The ED Physician Note collected on January 7, 2015 at 2:03 p.m., indicated the patient had pain in the lower extremity for years, patient cannot walk, disoriented to time, had garbled speech, and impaired judgement. The physician's diagnostic impression included acute urinary tract infection, spastic paraparesis, dementia, and ataxia. Patient 1 was not safe to go home and needed long term care. Patient 1 was admitted to a medical surgical unit.
The CM/SS/DC Planning Assessment collected on January 9, 2015 at 2:57 p.m., completed CM 2 indicated the patient was admitted from home with a family member, physically functioned as totally dependent, and was confused. The physical/medical risk factors included the patient inability to perform activities of daily living, had acute and chronic conditions, and had altered mental status. The discharge goal was skilled nursing facility (SNF).
The CM/SS Supplementation Note dated January 9, 2015 at 3:01 p.m., indicated Patient 1's family member was informed the patient was accepted to go to SNF 1 and waiting for authorization from the patient's medical insurance.
The CM/SS Supplementing Note dated January 14, 2015 at 10:46 a.m., collected by CM 2 indicated as per insurance, Patient 1 did not meet the criteria for SNF. The physician was contacted and stated the patient can be discharge home and to inform the family member.
The CM/SS Supplemental Note collected January 14, 2015 at 1:03 p.m., indicated CM 1 had informed the family member that Patient 1 did not meet the criteria to be discharge to the SNF.
The CM/SS/DC Planning Assessment collected January 23, 2015 at 5:23 p.m., by CM 2, indicated Patient 1 was discharged to Board and Care #1 located at the city of Riverside, the family member was contacted and message was left to the family member's phone. According to the family member, any accepting facility would be ok due the family could not take care of the patient.
The Continuity of Care collected January 23, 2015 at 5:50 p.m., indicated Patient 1 was discharged to Board and Care 1. Patient 1 is confused, was unable to do dressing, personal hygiene, toileting, eating, bathing, walking, was incontinent of urine at risk for fall. There was no documentation of any communication with the staff from the board and care facility regarding the patient's continuity of care. There was no documentation of reassessment for the patient's post discharge care needs, since Patient 1 was unable to do her activities of daily living.
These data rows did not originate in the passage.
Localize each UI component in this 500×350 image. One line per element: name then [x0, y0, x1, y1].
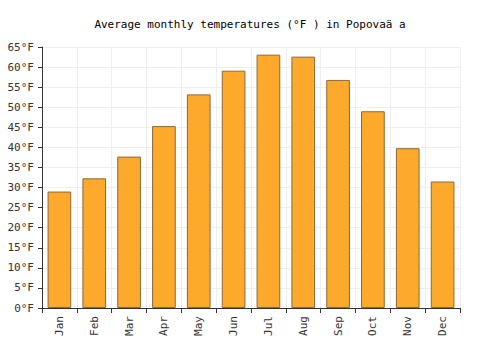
svg-text:45°F: 45°F: [8, 121, 35, 134]
svg-text:Apr: Apr: [157, 316, 170, 336]
svg-text:20°F: 20°F: [8, 221, 35, 234]
svg-text:May: May: [192, 316, 205, 336]
svg-text:10°F: 10°F: [8, 261, 35, 274]
svg-text:Jul: Jul: [262, 316, 275, 336]
svg-text:65°F: 65°F: [8, 41, 35, 54]
svg-text:Sep: Sep: [332, 316, 345, 336]
svg-text:30°F: 30°F: [8, 181, 35, 194]
svg-text:Aug: Aug: [297, 316, 310, 336]
svg-text:Nov: Nov: [401, 316, 414, 336]
svg-text:Average monthly temperatures (: Average monthly temperatures (°F ) in Po…: [94, 18, 405, 31]
svg-text:55°F: 55°F: [8, 81, 35, 94]
svg-text:60°F: 60°F: [8, 61, 35, 74]
svg-text:25°F: 25°F: [8, 201, 35, 214]
svg-text:5°F: 5°F: [14, 281, 34, 294]
svg-text:Jun: Jun: [227, 316, 240, 336]
svg-text:50°F: 50°F: [8, 101, 35, 114]
svg-text:Oct: Oct: [366, 316, 379, 336]
svg-text:15°F: 15°F: [8, 241, 35, 254]
svg-text:Jan: Jan: [53, 316, 66, 336]
svg-text:35°F: 35°F: [8, 161, 35, 174]
svg-text:0°F: 0°F: [14, 302, 34, 315]
svg-text:Mar: Mar: [123, 316, 136, 336]
svg-text:Dec: Dec: [436, 316, 449, 336]
svg-text:40°F: 40°F: [8, 141, 35, 154]
svg-text:Feb: Feb: [88, 316, 101, 336]
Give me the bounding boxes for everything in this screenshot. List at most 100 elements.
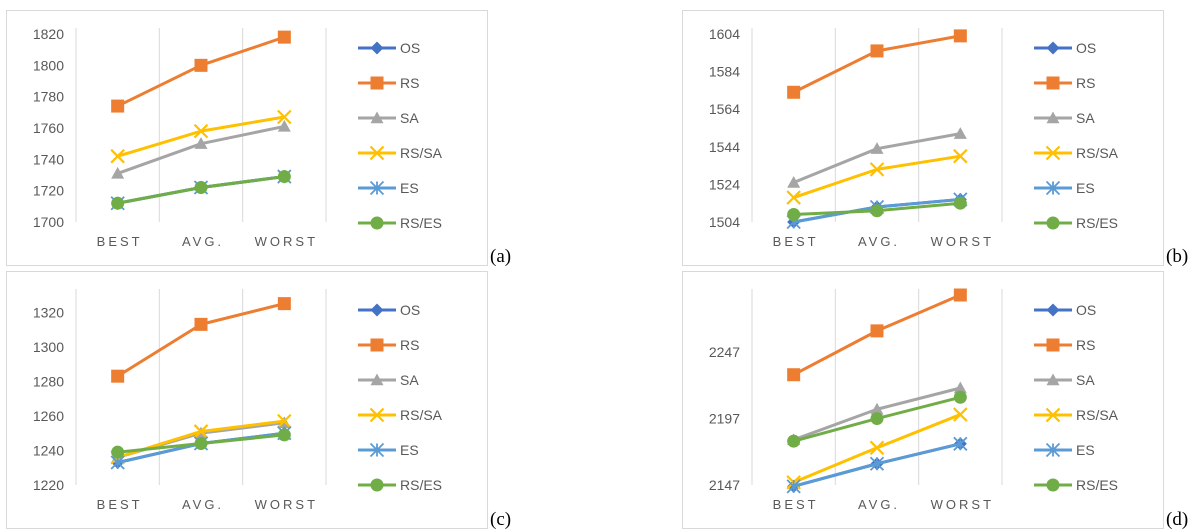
legend-marker-rs-es [370,216,384,230]
y-tick-label: 1720 [33,183,64,199]
legend-marker-sa [1046,111,1060,124]
x-tick-label: AVG. [858,497,900,512]
y-tick-label: 2247 [709,344,740,360]
y-tick-label: 1260 [33,408,64,424]
legend-label-rs-sa: RS/SA [400,407,443,423]
panel-label-c: (c) [490,509,512,530]
y-tick-label: 1760 [33,120,64,136]
chart-frame [6,10,488,266]
data-point-sa [953,381,967,394]
legend-label-rs-es: RS/ES [1076,477,1118,493]
data-point-sa [870,402,884,415]
legend-label-rs-es: RS/ES [400,215,442,231]
data-point-rs-es [787,207,801,221]
legend-label-rs: RS [1076,337,1095,353]
y-tick-label: 1740 [33,151,64,167]
panel-label-b: (b) [1166,246,1189,267]
legend-marker-es [1045,180,1061,196]
legend-marker-os [370,41,384,55]
chart-panel-b: 1504 1524 1544 1564 1584 1604 BEST AVG. WORST OS R… [682,10,1164,266]
series-line-rs-sa [793,154,961,199]
data-point-rs [111,369,125,383]
series-line-sa [793,132,961,184]
x-tick-label: BEST [97,234,143,249]
legend-label-es: ES [400,442,419,458]
legend-label-sa: SA [1076,372,1095,388]
y-tick-label: 1800 [33,57,64,73]
data-point-rs [953,29,967,43]
chart-frame [682,10,1164,266]
data-point-rs-es [953,196,967,210]
legend-label-rs: RS [1076,75,1095,91]
data-point-rs-es [870,204,884,218]
y-tick-label: 1300 [33,339,64,355]
x-tick-label: AVG. [858,234,900,249]
y-tick-label: 1524 [709,176,740,192]
data-point-rs-es [870,412,884,426]
legend-marker-rs [370,338,384,352]
panel-label-d: (d) [1166,509,1189,530]
data-point-rs-sa [277,109,292,125]
legend-label-es: ES [1076,180,1095,196]
data-point-rs [870,44,884,58]
legend-marker-os [1046,303,1060,317]
legend-marker-sa [1046,373,1060,386]
legend-label-rs-es: RS/ES [1076,215,1118,231]
legend-marker-rs-es [370,478,384,492]
data-point-es [869,456,885,471]
y-tick-label: 1280 [33,373,64,389]
legend-marker-sa [370,111,384,124]
legend-marker-es [369,180,385,196]
data-point-rs [277,297,291,311]
data-point-rs-sa [193,123,209,139]
data-point-sa [277,119,291,132]
y-tick-label: 2147 [709,477,740,493]
legend-marker-sa [370,373,384,386]
x-tick-label: AVG. [182,234,224,249]
legend-label-es: ES [400,180,419,196]
data-point-rs [277,30,291,44]
legend-label-rs-sa: RS/SA [1076,145,1119,161]
data-point-rs-es [111,196,125,210]
x-tick-label: BEST [773,234,819,249]
chart-svg: 1220 1240 1260 1280 1300 1320 BEST AVG. WORST OS R… [33,289,443,512]
y-tick-label: 1820 [33,26,64,42]
y-tick-label: 1780 [33,89,64,105]
legend-label-os: OS [400,302,420,318]
legend-label-rs-sa: RS/SA [400,145,443,161]
data-point-rs-sa [193,424,209,439]
data-point-rs-es [194,437,208,451]
y-tick-label: 1320 [33,304,64,320]
data-point-rs [194,58,208,72]
legend-label-rs-es: RS/ES [400,477,442,493]
x-tick-label: WORST [255,234,318,249]
x-tick-label: AVG. [182,497,224,512]
legend-marker-os [370,303,384,317]
x-tick-label: WORST [931,497,994,512]
data-point-rs [787,368,801,382]
panel-label-a: (a) [490,246,512,267]
data-point-rs-sa [110,148,125,164]
data-point-es [786,479,801,494]
y-tick-label: 2197 [709,411,740,427]
chart-panel-a: 1700 1720 1740 1760 1780 1800 1820 BEST AVG. WORS… [6,10,488,266]
legend-marker-rs [1046,338,1060,352]
legend-label-sa: SA [400,372,419,388]
legend-marker-rs-sa [1045,407,1061,423]
data-point-sa [787,176,801,188]
data-point-sa [870,142,884,154]
data-point-rs-sa [277,413,292,429]
y-tick-label: 1584 [709,64,740,80]
data-point-rs-es [953,390,967,404]
chart-svg: 1504 1524 1544 1564 1584 1604 BEST AVG. WORST OS R… [709,26,1119,249]
legend-label-rs: RS [400,75,419,91]
data-point-rs-es [194,181,208,195]
data-point-rs-sa [953,407,968,422]
chart-svg: 1700 1720 1740 1760 1780 1800 1820 BEST AVG. WORS… [33,26,443,249]
x-tick-label: BEST [97,497,143,512]
legend-marker-rs-sa [369,145,385,161]
y-tick-label: 1220 [33,477,64,493]
y-tick-label: 1700 [33,214,64,230]
data-point-rs-es [787,434,801,448]
data-point-sa [111,166,125,179]
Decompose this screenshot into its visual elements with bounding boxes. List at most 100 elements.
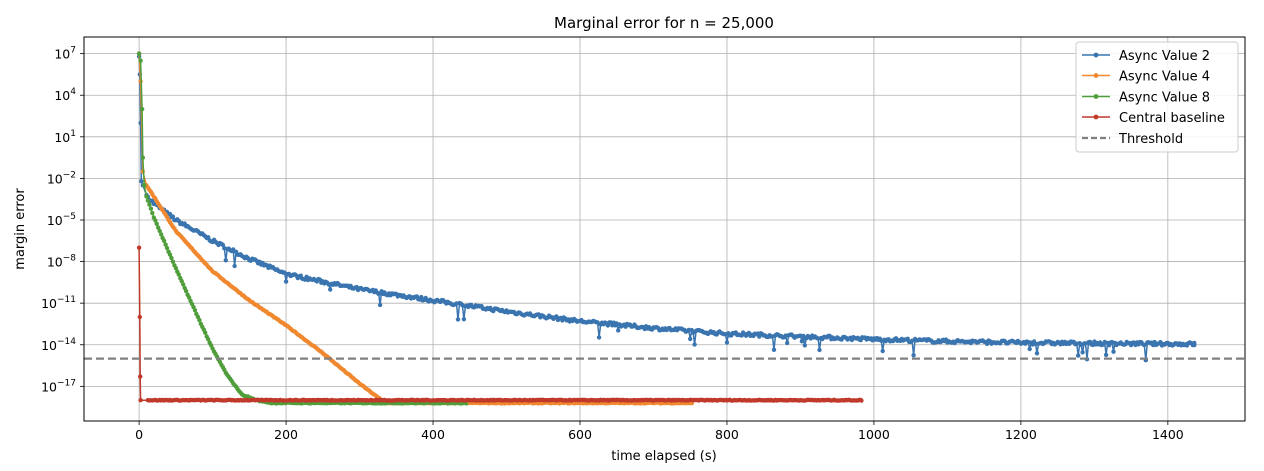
data-point-async-value-8 xyxy=(161,238,167,243)
data-point-async-value-8 xyxy=(208,343,214,348)
data-point-async-value-2 xyxy=(724,340,730,345)
data-point-async-value-8 xyxy=(145,198,151,203)
data-point-async-value-2 xyxy=(802,343,807,348)
data-point-async-value-8 xyxy=(186,295,192,300)
y-tick-exponent: 4 xyxy=(70,87,76,97)
data-point-async-value-2 xyxy=(455,317,461,322)
data-point-async-value-2 xyxy=(283,279,289,284)
data-point-async-value-8 xyxy=(176,272,181,277)
legend-label-central-baseline: Central baseline xyxy=(1119,111,1225,126)
y-tick-base: 10 xyxy=(41,296,57,311)
data-point-async-value-8 xyxy=(148,206,154,211)
y-tick-base: 10 xyxy=(54,88,70,103)
data-point-async-value-2 xyxy=(757,334,762,339)
data-point-async-value-2 xyxy=(461,317,467,322)
legend-entry-async-value-2: Async Value 2 xyxy=(1082,49,1210,64)
data-point-async-value-2 xyxy=(616,328,621,333)
data-point-async-value-8 xyxy=(163,242,168,247)
y-tick-exponent: −14 xyxy=(57,337,76,347)
data-point-async-value-2 xyxy=(596,335,602,340)
data-point-async-value-2 xyxy=(139,179,144,184)
data-point-async-value-2 xyxy=(1034,351,1040,356)
data-point-async-value-8 xyxy=(164,245,170,251)
data-point-async-value-2 xyxy=(419,294,424,300)
x-tick-label: 200 xyxy=(274,427,298,442)
data-point-async-value-8 xyxy=(170,259,176,264)
x-tick-label: 800 xyxy=(715,427,739,442)
axis-ticks: 0 200 400 600 800 1000 1200 140010710410110−210… xyxy=(41,46,1184,442)
data-point-async-value-8 xyxy=(181,282,186,287)
data-point-async-value-8 xyxy=(206,337,211,342)
x-axis-title: time elapsed (s) xyxy=(611,449,716,464)
series-async-value-2 xyxy=(136,54,1197,363)
legend-label-threshold: Threshold xyxy=(1118,132,1183,147)
data-point-async-value-2 xyxy=(1142,342,1147,348)
data-point-async-value-2 xyxy=(911,353,916,358)
plot-frame xyxy=(83,36,1246,422)
data-point-async-value-2 xyxy=(328,287,333,292)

When asked how and what documentation regarding any communication with the staff from the board and care facility on March 11, 2015, at 4:25 p.m., Admin 1 stated there was no documentation of communication with the staff from the board and care facility when the patient was being discharged to the board and care facility.
During an interview on March 10, 2015 at 4:25 p.m., CM 1 stated when they could not find a SNF for the patient, someone from Riverside (county) came to assess Patient 1 and that person talked to the patient's family member and the family member agreed for the patient to be discharged to a board and care. When asked if the above information was documented on the patient's record, CM 1 stated she would check the record. Admin 1, who was present during the interview with CM 1, stated there was no documentation regarding the visit of the board and care staff.
The facility's policy and procedure titled, "Discharge Planning," November 2012, indicated discharge planners who make referrals to outside services are responsible for being familiar with providers to which they are making referrals. Discharge Plan includes identifying and evaluating the patient needs and assistance in given in preparing the patient to move from one level of care to another. Discharge plan also includes determining the ability of community resources to meet the patient needs.